Subsidence is exactly what its name suggests; it’s when the ground beneath your property starts to sink and drags your home down with it.
The opposite of subsidence is ground heave, which is when the ground underneath your home starts rising.
Neither is desirable as both can cause structural damage to your home, but they are very different and need different courses of action to rectify them.
The causes of subsidence
There are basically three main reasons why homes may suffer from subsidence and it’s useful to be aware of them when looking at properties.
The first is that the property has been built on foundations which are too shallow. This is especially likely with older houses and can also happen if a property is extended upwards without regard to how it will impact the original foundations.
The second is the level of moisture in the area. If the soil below your home gets too dry, it can start shrinking and cracking.
This is particularly likely in clay soil, but, in principle, is possible in any kind of soil. Rather ironically, excess moisture can also cause problems.
At a minimum, it can cause the soil to compact, essentially the same as shrinking it. It can also lead to floods, if only on a small scale, which can sweep away the soil underneath your property.
This issue can often be alleviated by good planning and maintenance (e.g. be careful of planting trees near your home) but should still be noted.

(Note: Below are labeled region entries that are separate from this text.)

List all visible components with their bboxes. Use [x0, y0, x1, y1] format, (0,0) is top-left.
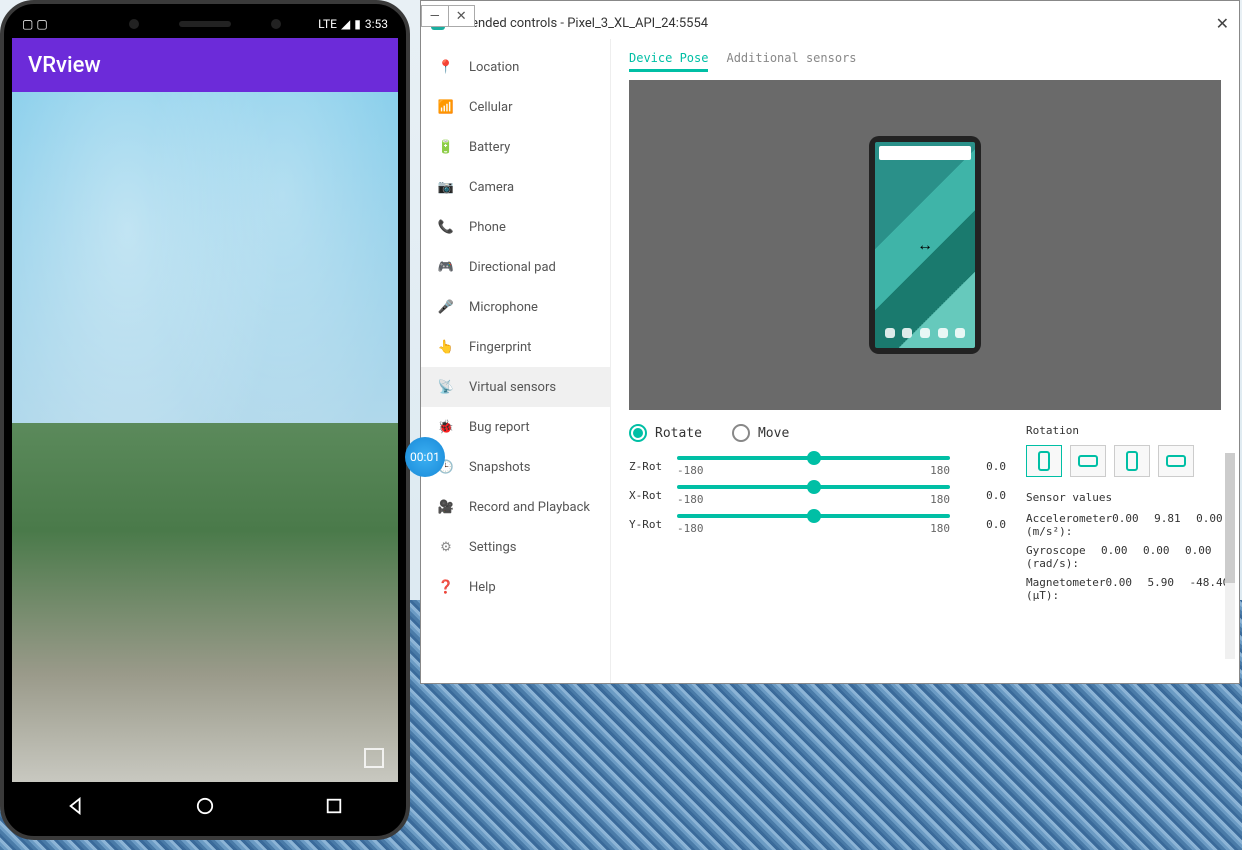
phone-screen: ▢ ▢ LTE ◢ ▮ 3:53 VRview — [12, 10, 398, 830]
minimize-button[interactable]: — — [422, 6, 449, 26]
menu-label: Snapshots — [469, 460, 531, 475]
fullscreen-icon[interactable] — [364, 748, 384, 768]
rotation-label: Rotation — [1026, 424, 1221, 437]
app-title: VRview — [28, 53, 101, 78]
menu-label: Virtual sensors — [469, 380, 556, 395]
menu-label: Battery — [469, 140, 510, 155]
android-nav-bar — [12, 782, 398, 830]
menu-item-snapshots[interactable]: 🕒Snapshots — [421, 447, 610, 487]
menu-icon: 🔋 — [437, 138, 455, 156]
menu-item-fingerprint[interactable]: 👆 Fingerprint — [421, 327, 610, 367]
radio-rotate[interactable]: Rotate — [629, 424, 702, 442]
back-button[interactable] — [65, 795, 87, 817]
slider-track[interactable] — [677, 485, 950, 489]
menu-label: Directional pad — [469, 260, 556, 275]
content-pane: Device Pose Additional sensors ↔ Rotate … — [611, 39, 1239, 683]
menu-item-directional-pad[interactable]: 🎮 Directional pad — [421, 247, 610, 287]
menu-icon: 📷 — [437, 178, 455, 196]
slider-value: 0.0 — [962, 460, 1006, 473]
slider-y-rot: Y-Rot-1801800.0 — [629, 514, 1006, 535]
sensor-values-label: Sensor values — [1026, 491, 1221, 504]
tab-device-pose[interactable]: Device Pose — [629, 51, 708, 72]
home-button[interactable] — [194, 795, 216, 817]
menu-icon: ❓ — [437, 578, 455, 596]
menu-label: Cellular — [469, 100, 512, 115]
menu-icon: 🎤 — [437, 298, 455, 316]
menu-label: Fingerprint — [469, 340, 531, 355]
recents-button[interactable] — [323, 795, 345, 817]
menu-item-phone[interactable]: 📞 Phone — [421, 207, 610, 247]
orient-landscape-left-button[interactable] — [1070, 445, 1106, 477]
drag-arrow-icon: ↔ — [917, 235, 933, 255]
app-bar: VRview — [12, 38, 398, 92]
emulator-phone-frame: ▢ ▢ LTE ◢ ▮ 3:53 VRview — [0, 0, 410, 840]
menu-item-help[interactable]: ❓ Help — [421, 567, 610, 607]
title-bar[interactable]: Extended controls - Pixel_3_XL_API_24:55… — [421, 7, 1239, 39]
orient-portrait-button[interactable] — [1026, 445, 1062, 477]
menu-item-location[interactable]: 📍 Location — [421, 47, 610, 87]
menu-item-microphone[interactable]: 🎤 Microphone — [421, 287, 610, 327]
menu-icon: 📡 — [437, 378, 455, 396]
device-pose-preview[interactable]: ↔ — [629, 80, 1221, 410]
vr-panorama-view[interactable] — [12, 92, 398, 782]
slider-track[interactable] — [677, 456, 950, 460]
menu-icon: 📞 — [437, 218, 455, 236]
window-title: Extended controls - Pixel_3_XL_API_24:55… — [453, 16, 708, 31]
menu-label: Bug report — [469, 420, 530, 435]
menu-item-record-and-playback[interactable]: 🎥 Record and Playback — [421, 487, 610, 527]
menu-icon: ⚙ — [437, 538, 455, 556]
menu-item-battery[interactable]: 🔋 Battery — [421, 127, 610, 167]
slider-value: 0.0 — [962, 489, 1006, 502]
orient-landscape-right-button[interactable] — [1158, 445, 1194, 477]
phone-notch — [115, 10, 295, 38]
menu-label: Record and Playback — [469, 500, 590, 515]
menu-label: Microphone — [469, 300, 538, 315]
sensor-row: Accelerometer (m/s²):0.009.810.00 — [1026, 512, 1221, 538]
menu-icon: 🐞 — [437, 418, 455, 436]
menu-item-cellular[interactable]: 📶 Cellular — [421, 87, 610, 127]
extended-controls-window: — ✕ Extended controls - Pixel_3_XL_API_2… — [420, 0, 1240, 684]
menu-item-camera[interactable]: 📷 Camera — [421, 167, 610, 207]
menu-item-bug-report[interactable]: 🐞 Bug report — [421, 407, 610, 447]
menu-icon: 📍 — [437, 58, 455, 76]
tab-additional-sensors[interactable]: Additional sensors — [726, 51, 856, 72]
slider-value: 0.0 — [962, 518, 1006, 531]
menu-icon: 🎮 — [437, 258, 455, 276]
menu-item-settings[interactable]: ⚙ Settings — [421, 527, 610, 567]
tab-bar: Device Pose Additional sensors — [629, 51, 1221, 72]
menu-label: Settings — [469, 540, 516, 555]
lte-indicator: LTE — [318, 17, 337, 31]
slider-label: Z-Rot — [629, 460, 665, 473]
slider-label: Y-Rot — [629, 518, 665, 531]
slider-track[interactable] — [677, 514, 950, 518]
slider-x-rot: X-Rot-1801800.0 — [629, 485, 1006, 506]
menu-label: Phone — [469, 220, 506, 235]
radio-move[interactable]: Move — [732, 424, 789, 442]
battery-icon: ▮ — [354, 17, 361, 31]
menu-icon: 🎥 — [437, 498, 455, 516]
menu-label: Camera — [469, 180, 514, 195]
menu-label: Help — [469, 580, 496, 595]
side-menu: 📍 Location 📶 Cellular 🔋 Battery 📷 Camera 📞 Phone 🎮… — [421, 39, 611, 683]
window-sys-buttons: — ✕ — [421, 5, 475, 27]
orient-portrait-rev-button[interactable] — [1114, 445, 1150, 477]
menu-icon: 📶 — [437, 98, 455, 116]
status-time: 3:53 — [365, 17, 388, 31]
timer-badge[interactable]: 00:01 — [405, 437, 445, 477]
sensor-row: Gyroscope (rad/s):0.000.000.00 — [1026, 544, 1221, 570]
slider-label: X-Rot — [629, 489, 665, 502]
menu-item-virtual-sensors[interactable]: 📡 Virtual sensors — [421, 367, 610, 407]
slider-z-rot: Z-Rot-1801800.0 — [629, 456, 1006, 477]
sensor-row: Magnetometer (μT):0.005.90-48.40 — [1026, 576, 1221, 602]
menu-icon: 👆 — [437, 338, 455, 356]
close-button[interactable]: ✕ — [1216, 14, 1229, 33]
content-scrollbar[interactable] — [1225, 453, 1235, 659]
window-close-button[interactable]: ✕ — [449, 6, 475, 26]
menu-label: Location — [469, 60, 519, 75]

The third is mining. Subsidence is a very common problem in mining areas, although the fact that this is well-known does help to put people on alert for it.
If at all possible, you want to know about subsidence issues before you buy a property
Subsidence, or the clear potential for subsidence, doesn’t need to be a complete deal-breaker for a property purchase but it does need to be factored in to any offer made.
This is one of the many reasons why it’s worth spending the money on a proper survey rather than just a basic valuation.
Minor subsidence may not be an issue but major subsidence generally needs urgent treatment
It’s perfectly normal for buildings to “settle” a bit after they are built, so you may even see brand new properties with hairline cracks in the walls. If they’re smaller than about 0.5mm then they’re unlikely to be an issue.
If, however, you see signs of major subsidence, then you need to look at urgent remedial action.
Signs of major subsidence include:
- Wide cracks, especially if they are zigzagging and visible both internally and externally
- Sloping floors
- Windows or doors not fitting in their frames properly
- Skirting boards coming away from the wall
- Puddles/pools of water with no obvious reason for their existence
The traditional treatment for subsidence was underpinning the foundations of the building. This has largely been replaced by resin polymer injections. When injected, the resin polymer expands, fills any gaps and supports the property.